Whereas the taxpayer-sponsored Virginia lecture went largely underreported, Love’s training in January of this year before a San Diego school district became the topic of a national controversy.

As first reported by Manhattan Institute Fellow Christopher Rufo, the activist was hired by the school to lecture on “spirit murder,” which she argued in an Education Week column prior connotes how schools have participated in “the spirit murdering of Black and Brown children” since there is “a death that is built on racism and intended to reduce, humiliate, and destroy people of color.”

“School officials continue to misdiagnose the spirit murdering happening in their schools every day, even in a time when folks are screaming in the streets that Black Lives Matter, demanding immigration rights, calling to end police brutality, standing up to Islamophobia and transphobia, and demanding racial justice,” Love had written in her May 2019 column. “When schools mirror our society’s hate, educational justice becomes out of our reach.”

Instead of focusing on Love and her far-left racial ideology that Americans heavily disagree with via polling, legacy media smeared Rufo. The Washington Post, which told The Federalist it did not “correct” the article but merely “clarified” it after severe edits, backtracked on its denial of the San Diego training once the school’s principal provided the documents to corroborate Rufo’s reporting.
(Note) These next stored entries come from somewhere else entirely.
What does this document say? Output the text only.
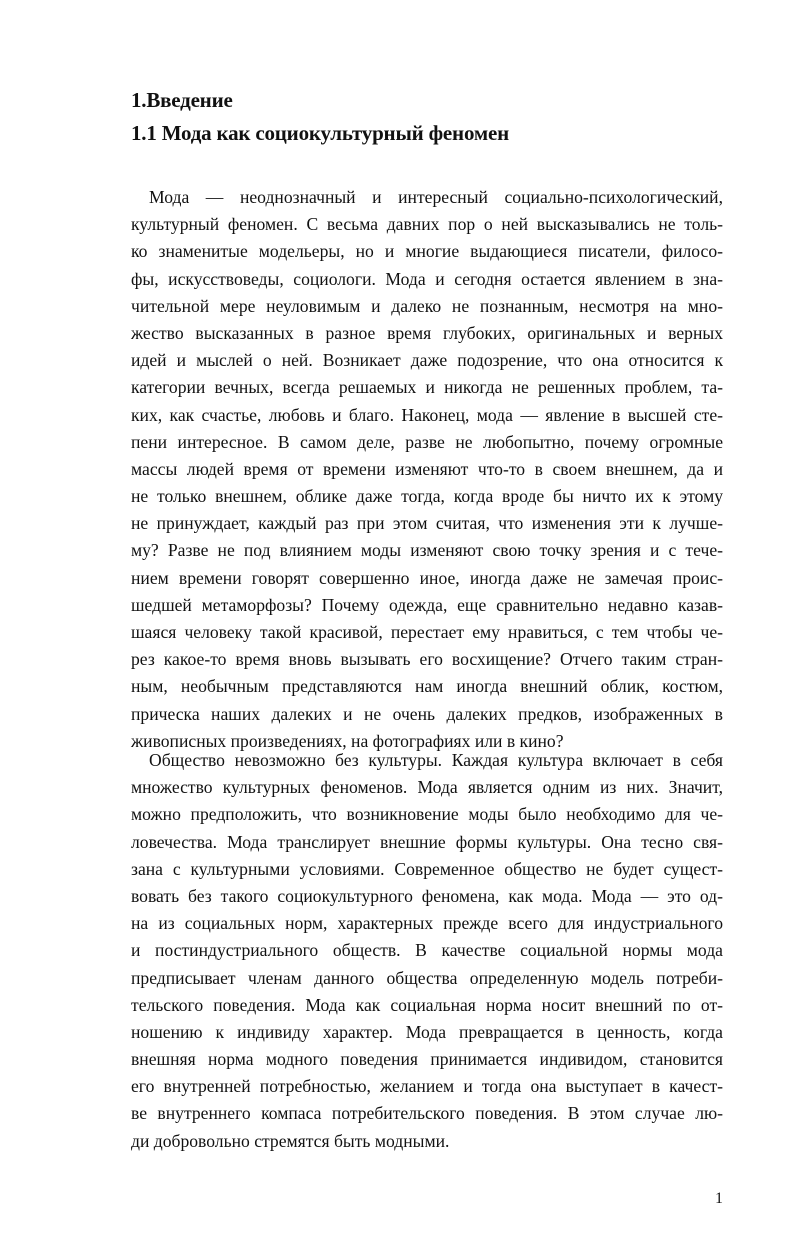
1.Введение
1.1 Мода как социокультурный феномен
Мода — неоднозначный и интересный социально-психологический,
культурный феномен. С весьма давних пор о ней высказывались не толь-
ко знаменитые модельеры, но и многие выдающиеся писатели, филосо-
фы, искусствоведы, социологи. Мода и сегодня остается явлением в зна-
чительной мере неуловимым и далеко не познанным, несмотря на мно-
жество высказанных в разное время глубоких, оригинальных и верных
идей и мыслей о ней. Возникает даже подозрение, что она относится к
категории вечных, всегда решаемых и никогда не решенных проблем, та-
ких, как счастье, любовь и благо. Наконец, мода — явление в высшей сте-
пени интересное. В самом деле, разве не любопытно, почему огромные
массы людей время от времени изменяют что-то в своем внешнем, да и
не только внешнем, облике даже тогда, когда вроде бы ничто их к этому
не принуждает, каждый раз при этом считая, что изменения эти к лучше-
му? Разве не под влиянием моды изменяют свою точку зрения и с тече-
нием времени говорят совершенно иное, иногда даже не замечая проис-
шедшей метаморфозы? Почему одежда, еще сравнительно недавно казав-
шаяся человеку такой красивой, перестает ему нравиться, с тем чтобы че-
рез какое-то время вновь вызывать его восхищение? Отчего таким стран-
ным, необычным представляются нам иногда внешний облик, костюм,
прическа наших далеких и не очень далеких предков, изображенных в
живописных произведениях, на фотографиях или в кино?
Общество невозможно без культуры. Каждая культура включает в себя
множество культурных феноменов. Мода является одним из них. Значит,
можно предположить, что возникновение моды было необходимо для че-
ловечества. Мода транслирует внешние формы культуры. Она тесно свя-
зана с культурными условиями. Современное общество не будет сущест-
вовать без такого социокультурного феномена, как мода. Мода — это од-
на из социальных норм, характерных прежде всего для индустриального
и постиндустриального обществ. В качестве социальной нормы мода
предписывает членам данного общества определенную модель потреби-
тельского поведения. Мода как социальная норма носит внешний по от-
ношению к индивиду характер. Мода превращается в ценность, когда
внешняя норма модного поведения принимается индивидом, становится
его внутренней потребностью, желанием и тогда она выступает в качест-
ве внутреннего компаса потребительского поведения. В этом случае лю-
ди добровольно стремятся быть модными.
1
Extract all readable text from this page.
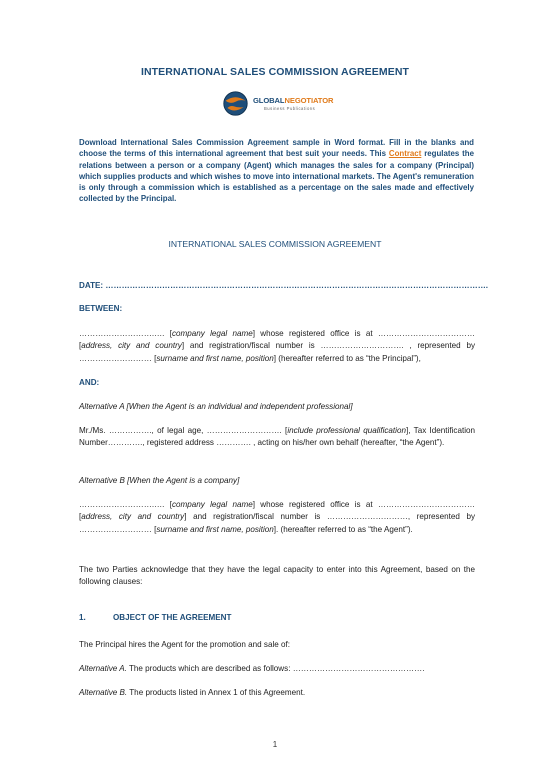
INTERNATIONAL SALES COMMISSION AGREEMENT
GLOBALNEGOTIATOR
Business Publications
Download International Sales Commission Agreement sample in Word format. Fill in the blanks and choose the terms of this international agreement that best suit your needs. This Contract regulates the relations between a person or a company (Agent) which manages the sales for a company (Principal) which supplies products and which wishes to move into international markets. The Agent's remuneration is only through a commission which is established as a percentage on the sales made and effectively collected by the Principal.
INTERNATIONAL SALES COMMISSION AGREEMENT
DATE: …………………………………………………………………………………………………………………………….
BETWEEN:
……………………….…. [company legal name] whose registered office is at ……………………………… [address, city and country] and registration/fiscal number is …………………………. , represented by ……………………… [surname and first name, position] (hereafter referred to as “the Principal”),
AND:
Alternative A [When the Agent is an individual and independent professional]
Mr./Ms. ……………., of legal age, ………………………. [include professional qualification], Tax Identification Number…………., registered address …………. , acting on his/her own behalf (hereafter, “the Agent”).
Alternative B [When the Agent is a company]
……………………….…. [company legal name] whose registered office is at ……………………………… [address, city and country] and registration/fiscal number is …………………………, represented by ……………………… [surname and first name, position]. (hereafter referred to as “the Agent”).
The two Parties acknowledge that they have the legal capacity to enter into this Agreement, based on the following clauses:
1.	OBJECT OF THE AGREEMENT
The Principal hires the Agent for the promotion and sale of:
Alternative A. The products which are described as follows: ………………………………………….
Alternative B. The products listed in Annex 1 of this Agreement.
1
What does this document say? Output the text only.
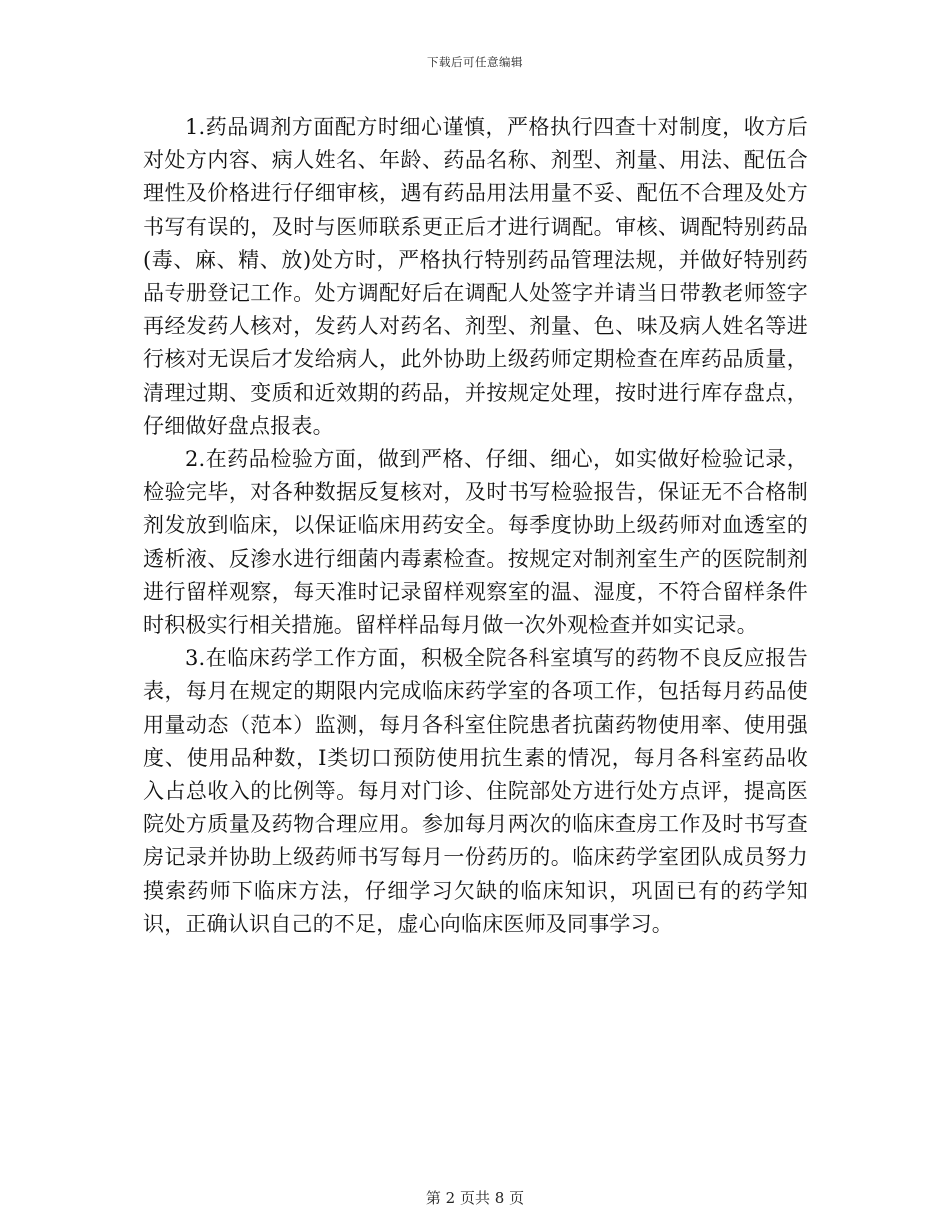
下载后可任意编辑

1.药品调剂方面配方时细心谨慎，严格执行四查十对制度，收方后对处方内容、病人姓名、年龄、药品名称、剂型、剂量、用法、配伍合理性及价格进行仔细审核，遇有药品用法用量不妥、配伍不合理及处方书写有误的，及时与医师联系更正后才进行调配。审核、调配特别药品(毒、麻、精、放)处方时，严格执行特别药品管理法规，并做好特别药品专册登记工作。处方调配好后在调配人处签字并请当日带教老师签字再经发药人核对，发药人对药名、剂型、剂量、色、味及病人姓名等进行核对无误后才发给病人，此外协助上级药师定期检查在库药品质量，清理过期、变质和近效期的药品，并按规定处理，按时进行库存盘点，仔细做好盘点报表。

2.在药品检验方面，做到严格、仔细、细心，如实做好检验记录，检验完毕，对各种数据反复核对，及时书写检验报告，保证无不合格制剂发放到临床，以保证临床用药安全。每季度协助上级药师对血透室的透析液、反渗水进行细菌内毒素检查。按规定对制剂室生产的医院制剂进行留样观察，每天准时记录留样观察室的温、湿度，不符合留样条件时积极实行相关措施。留样样品每月做一次外观检查并如实记录。

3.在临床药学工作方面，积极全院各科室填写的药物不良反应报告表，每月在规定的期限内完成临床药学室的各项工作，包括每月药品使用量动态（范本）监测，每月各科室住院患者抗菌药物使用率、使用强度、使用品种数，Ⅰ类切口预防使用抗生素的情况，每月各科室药品收入占总收入的比例等。每月对门诊、住院部处方进行处方点评，提高医院处方质量及药物合理应用。参加每月两次的临床查房工作及时书写查房记录并协助上级药师书写每月一份药历的。临床药学室团队成员努力摸索药师下临床方法，仔细学习欠缺的临床知识，巩固已有的药学知识，正确认识自己的不足，虚心向临床医师及同事学习。

第 2 页共 8 页
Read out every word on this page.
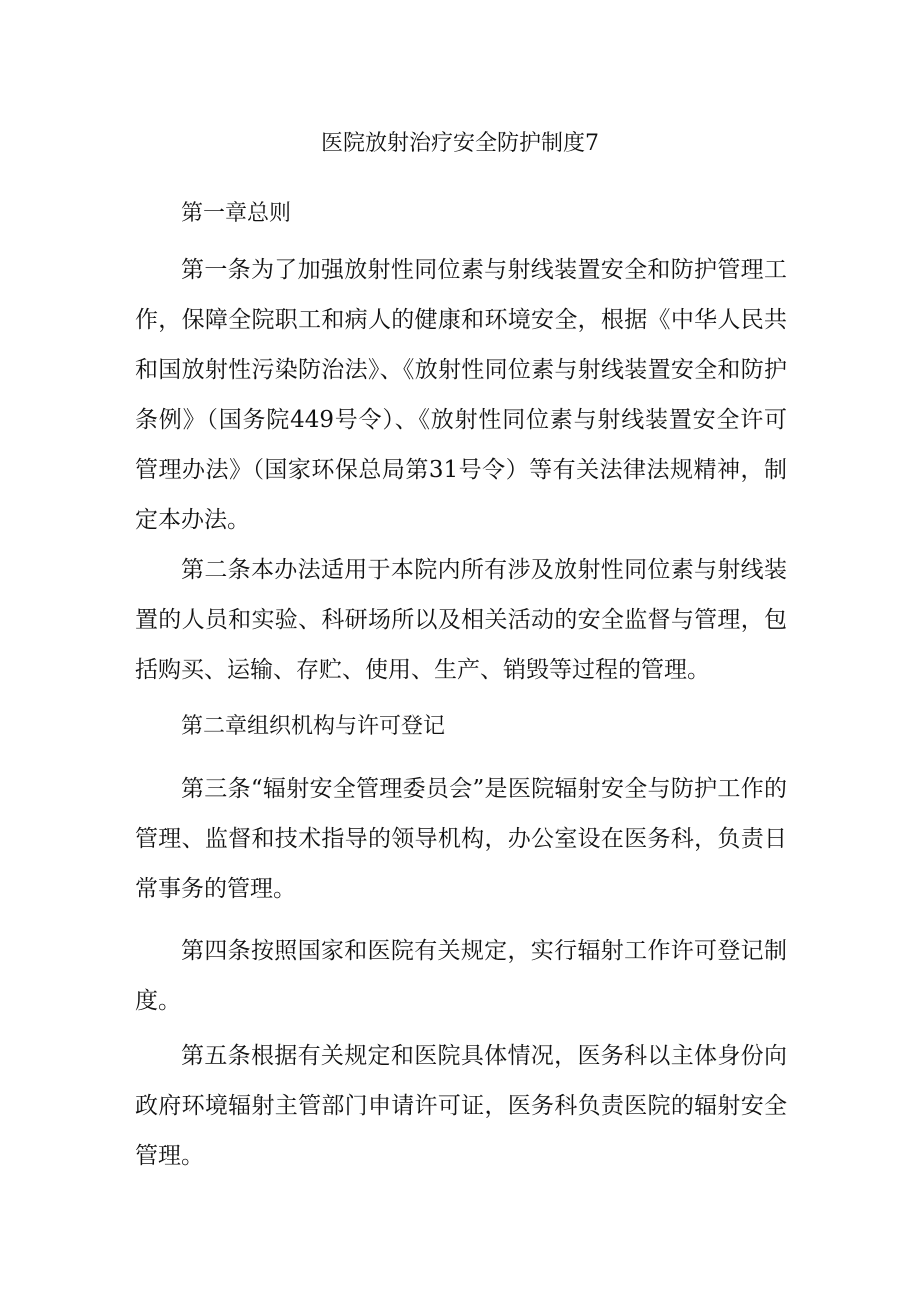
医院放射治疗安全防护制度7
第一章总则
第一条为了加强放射性同位素与射线装置安全和防护管理工作，保障全院职工和病人的健康和环境安全，根据《中华人民共和国放射性污染防治法》、《放射性同位素与射线装置安全和防护条例》（国务院449号令）、《放射性同位素与射线装置安全许可管理办法》（国家环保总局第31号令）等有关法律法规精神，制定本办法。
第二条本办法适用于本院内所有涉及放射性同位素与射线装置的人员和实验、科研场所以及相关活动的安全监督与管理，包括购买、运输、存贮、使用、生产、销毁等过程的管理。
第二章组织机构与许可登记
第三条“辐射安全管理委员会”是医院辐射安全与防护工作的管理、监督和技术指导的领导机构，办公室设在医务科，负责日常事务的管理。
第四条按照国家和医院有关规定，实行辐射工作许可登记制度。
第五条根据有关规定和医院具体情况，医务科以主体身份向政府环境辐射主管部门申请许可证，医务科负责医院的辐射安全管理。
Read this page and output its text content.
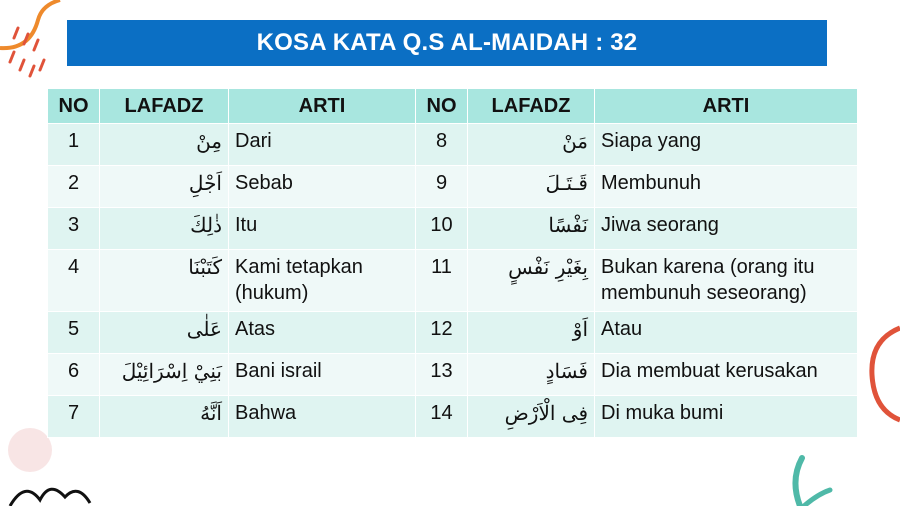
KOSA KATA Q.S AL-MAIDAH : 32
NO	LAFADZ	ARTI	NO	LAFADZ	ARTI
1	مِنْ	Dari	8	مَنْ	Siapa yang
2	اَجْلِ	Sebab	9	قَـتَـلَ	Membunuh
3	ذٰلِكَ	Itu	10	نَفْسًا	Jiwa seorang
4	كَتَبْنَا	Kami tetapkan (hukum)	11	بِغَيْرِ نَفْسٍ	Bukan karena (orang itu membunuh seseorang)
5	عَلٰى	Atas	12	اَوْ	Atau
6	بَنِيْ اِسْرَائِيْلَ	Bani israil	13	فَسَادٍ	Dia membuat kerusakan
7	اَنَّهُ	Bahwa	14	فِى الْاَرْضِ	Di muka bumi
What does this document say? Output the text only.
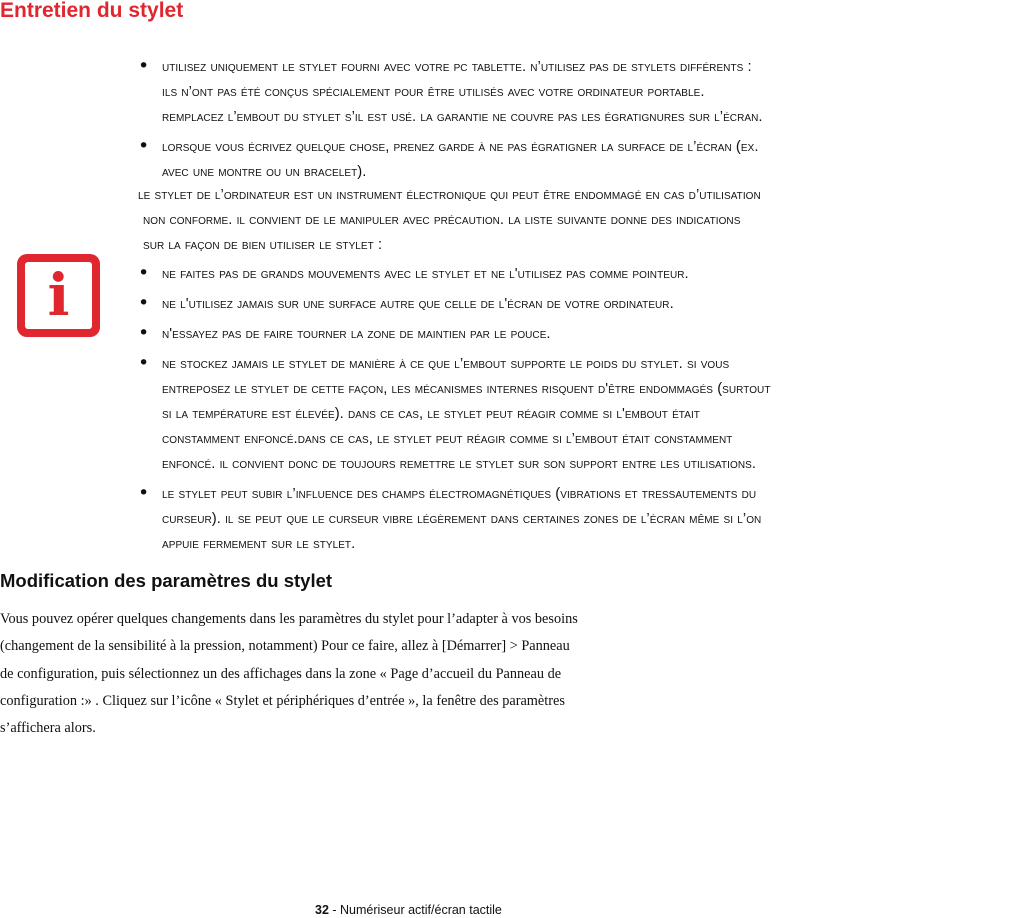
Entretien du stylet
• utilisez uniquement le stylet fourni avec votre pc tablette. n’utilisez pas de stylets différents :
ils n’ont pas été conçus spécialement pour être utilisés avec votre ordinateur portable.
remplacez l’embout du stylet s’il est usé. la garantie ne couvre pas les égratignures sur l’écran.
• lorsque vous écrivez quelque chose, prenez garde à ne pas égratigner la surface de l’écran (ex.
avec une montre ou un bracelet).
le stylet de l’ordinateur est un instrument électronique qui peut être endommagé en cas d’utilisation
non conforme. il convient de le manipuler avec précaution. la liste suivante donne des indications
sur la façon de bien utiliser le stylet :
i	• ne faites pas de grands mouvements avec le stylet et ne l'utilisez pas comme pointeur.
• ne l'utilisez jamais sur une surface autre que celle de l'écran de votre ordinateur.
• n'essayez pas de faire tourner la zone de maintien par le pouce.
• ne stockez jamais le stylet de manière à ce que l’embout supporte le poids du stylet. si vous
entreposez le stylet de cette façon, les mécanismes internes risquent d'être endommagés (surtout
si la température est élevée). dans ce cas, le stylet peut réagir comme si l'embout était
constamment enfoncé.dans ce cas, le stylet peut réagir comme si l’embout était constamment
enfoncé. il convient donc de toujours remettre le stylet sur son support entre les utilisations.
• le stylet peut subir l’influence des champs électromagnétiques (vibrations et tressautements du
curseur). il se peut que le curseur vibre légèrement dans certaines zones de l’écran même si l’on
appuie fermement sur le stylet.
Modification des paramètres du stylet
Vous pouvez opérer quelques changements dans les paramètres du stylet pour l’adapter à vos besoins
(changement de la sensibilité à la pression, notamment) Pour ce faire, allez à [Démarrer] > Panneau
de configuration, puis sélectionnez un des affichages dans la zone « Page d’accueil du Panneau de
configuration :» . Cliquez sur l’icône « Stylet et périphériques d’entrée », la fenêtre des paramètres
s’affichera alors.
32 - Numériseur actif/écran tactile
The story has not been issued a correction or retraction to this day.

Lesser-Known CRT Prophet

According to Kurtz, this extremist professor should be taken seriously in her attempts to overhaul the system. “Love may be less well known to critics of CRT than Ibram X. Kendi, Nikole Hannah-Jones, or Robin DiAngelo, but that is our mistake,” he describes. “Love’s 2019 book, ‘We Want to Do More Than Survive,’ is arguably the single most comprehensive and up-to-date guide to the ideology of the CRT movement in education.”

James A. Lindsay, the founder of New Discourses, told The Federalist Love “is more forthright than most people in the public square who espouse CRT.”

“People tend not to know who she is, I think, because she’s more honest about her views, which people mistake for being more extreme,” Lindsay said. “Critical race theory is actually more extreme than most people realize.”

Love did not respond to a request for comment.

This article has been corrected and updated in regard to the University of Georgia’s response for The Federalist’s request for comment.